How are you handling the situation where you get tied ranks? I've looked at the source code where you do your merge sort (without forming a new merged list), but I can't quite figure out what happens with tied ranks.
(The reason I'm asking is because I'm getting different results with different MannWhitney calculators, and I'm trying to figure out why!)
Thanks. (And, of course, I quite understand if you don't have the time to answer this, etc).


Coordinator
Mar 2, 2013 at 6:46 AM

Hi Jerry, I'm glad you have found the library useful. You ask a perfectly reasonable question, and while I do have a reasonable answer, I'm afraid it won't be very satistying.
The short answer is that we do absolutely nothing to account for ties when doing the MannWhitney test. If a particular value appears three times and ties for 7th, 8th, and 9th place, which instance gets assigned which rank will basically be random. (Not random
in the sense of not reproducable, but random in the sense that it will depend on the orderings of other values in the samples, which sample given as the first argument and which as the second, etc.) This will affect the computed value of the test statistic
(how much depends on how many ties there are), and thus the computed Pvalue.
We did not, however, take this approach out of ignorance or lazyness. The basic issue is that the derivation of the null distribution of the MannWhitney test statistic assumes that the variable is continuous, and the chance of getting truly exactly equal values
when sampling from a continuous distribution is exactly zero. Now if your variable really is continuous (e.g. the length of an inchworm) and you get ties only because you only record a finite number of signficant digits (e.g. you record inchworm lengths of
1.2474... and 1.2531... both as 1.25), then you will probably get so few ties that this whole debate is purely academic. But in the more likely case that you actually have ordinal data (e.g. "very satisfied? somewhat satisfied? ...") then the real
problem is that using the MannWhitney test is not really justifiable.
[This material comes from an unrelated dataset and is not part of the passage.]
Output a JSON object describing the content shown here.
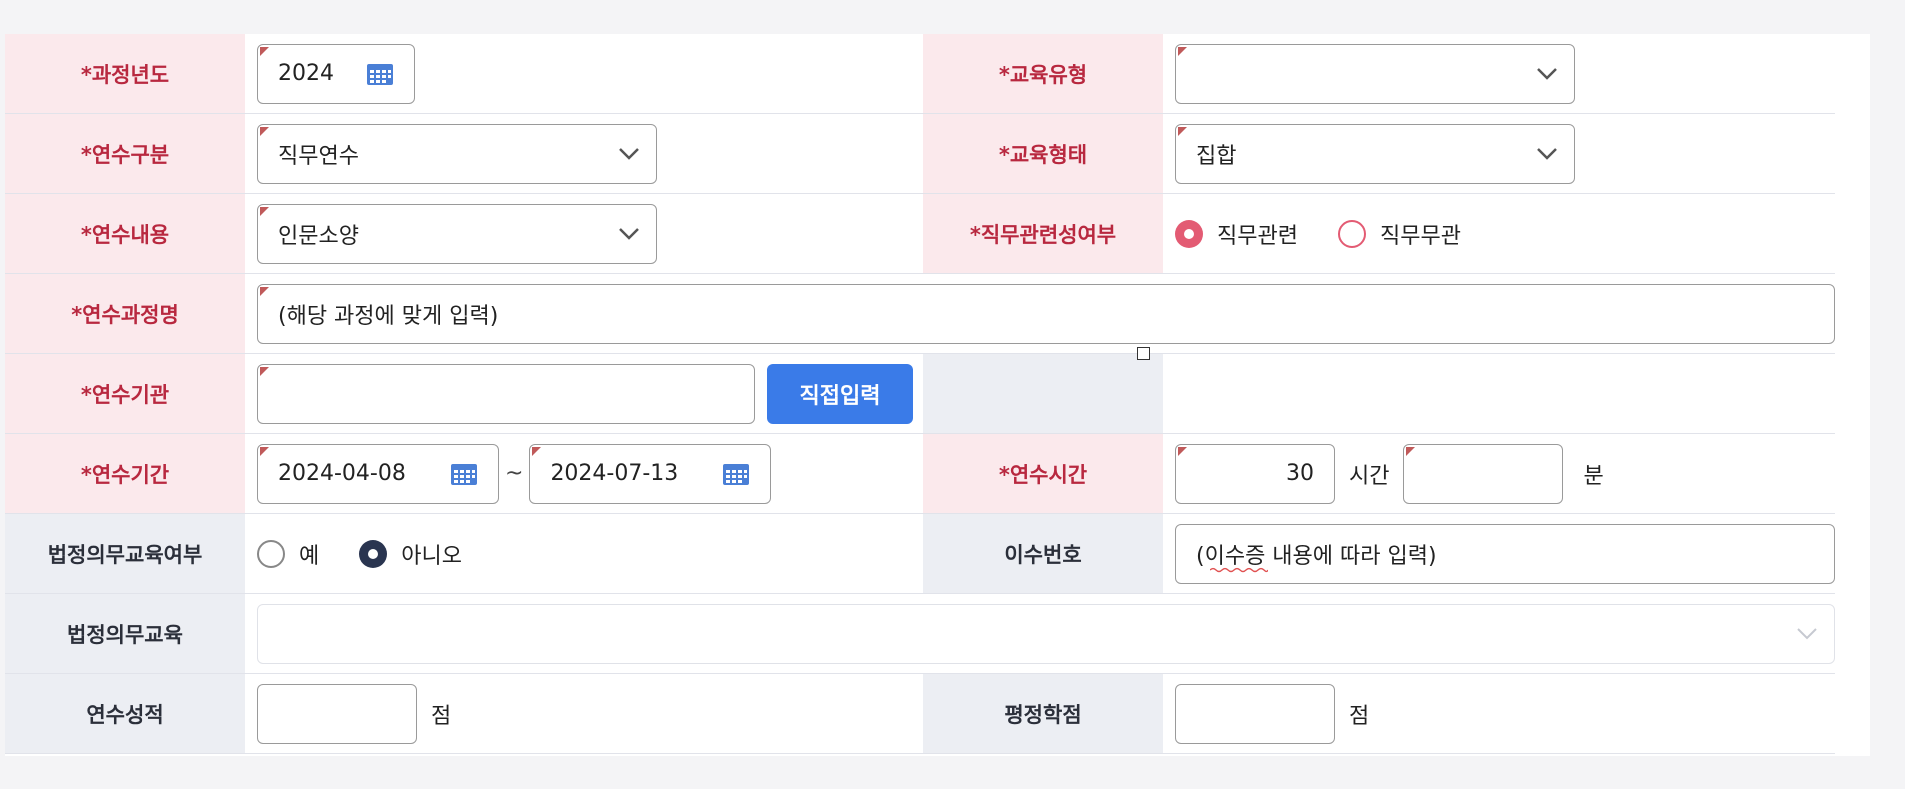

We could certainly pick a reasonable rule that would produce consistent test statistic values (e.g. ties all get assigned their midrank). But the null distribution of that statistic wouldn't
be the MannWhitney distribution, so the computed P value would be wrong. (No, not very wrong for a small number of ties, but not right either, and certainly wrong in the case of a large number of ties.) So in the end we decided the implement in accordance
with the assumption that the derivation of the test makes, namely no ties.
By the way, we are not the first people to face this quandry. There are whole academic papers on differently ways of handling ties:
http://www.tandfonline.com/doi/abs/10.1080/00031305.2000.10474513. My own view is basically the same as this post on the Rhelp mailing list:
https://stat.ethz.ch/pipermail/rhelp/2009December/222787.html.



Hi
Thank you for your response.
Actually, it is an entirely satisfying answer. (And also an interesting issue  though I don't know enough about stats to have an opinion  not least because it suggests the possibility that at least some people will have reported significant results simply
because they chose a stats package that implemented the MW in a particular way).
Thanks again, And many thanks for your library. Great work.